Mild cognitive impairment (MCI) is well known as a state between normal aging and Alzheimer's disease (AD). Cognitive training has been widely studied for its prevention effect in MCI patients. The results are controversial in different clinical trials. Cognitive training might work by modulating neural plasticity, and the threshold of modulation varies between individuals. It is important to find out prognostic neural markers for the effect of cognitive training before such intervention. We recruited thirty MCI patients and trained them for six months. Training covered memory, attention, language, visual spatial and executive function. Mini-mental state examination (MMSE) was done before and after training. Resting state functional MRI (Rs-fMRI) was also performed before training. MMSE of AD patients decrease 2 points per year according to epidemiological study. After six-month intervention, we grouped these patients by their MMSE difference between endpoint and baseline. Progressed group has 12 patients, which is defined by 1 points MMSE reduction. Effective group has 18 patients, which is defined by less than 1 points reduction of MMSE. Blood oxygenation level-dependent signals (BOLD) from fMRI were analyzed after pre-processing. We used seed-based functional connectivity (FC) for extracting default mode network (DMN) by seed in the posterior cingulate cortex (PCC). We also explored the connectivity between bilateral hippocampus and other voxels in the brain and compared the two groups with each other.
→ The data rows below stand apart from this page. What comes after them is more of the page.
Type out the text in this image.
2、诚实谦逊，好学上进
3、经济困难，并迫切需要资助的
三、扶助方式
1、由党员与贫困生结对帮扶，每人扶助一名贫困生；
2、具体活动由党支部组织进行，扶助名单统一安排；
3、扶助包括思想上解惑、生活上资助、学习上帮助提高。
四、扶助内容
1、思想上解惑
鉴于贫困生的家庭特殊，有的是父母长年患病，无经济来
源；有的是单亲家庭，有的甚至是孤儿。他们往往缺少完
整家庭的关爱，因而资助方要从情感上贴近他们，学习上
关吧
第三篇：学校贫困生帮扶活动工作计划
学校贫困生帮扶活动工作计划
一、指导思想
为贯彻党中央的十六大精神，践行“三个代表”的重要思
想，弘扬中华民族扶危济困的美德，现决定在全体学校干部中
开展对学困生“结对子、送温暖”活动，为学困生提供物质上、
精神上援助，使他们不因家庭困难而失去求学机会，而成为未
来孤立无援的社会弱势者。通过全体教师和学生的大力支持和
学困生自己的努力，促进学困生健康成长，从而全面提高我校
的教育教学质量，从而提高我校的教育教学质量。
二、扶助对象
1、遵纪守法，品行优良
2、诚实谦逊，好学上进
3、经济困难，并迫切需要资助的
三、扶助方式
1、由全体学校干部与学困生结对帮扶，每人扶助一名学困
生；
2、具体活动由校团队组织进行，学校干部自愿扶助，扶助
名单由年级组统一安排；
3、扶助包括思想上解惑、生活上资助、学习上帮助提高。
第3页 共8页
Two groups were similar in their age, education level and baseline cognitive tests (MMSE, auditory verbal learning test, shape trail test, symbol digit substitution test, stroop color-word test and complex figure test). Baseline DMN of effective group showed increased connectivity between cortex peripheral to right lateral fissure and PCC. FC between bilateral hippocampus and PCC was also stronger in effective group than progressed group.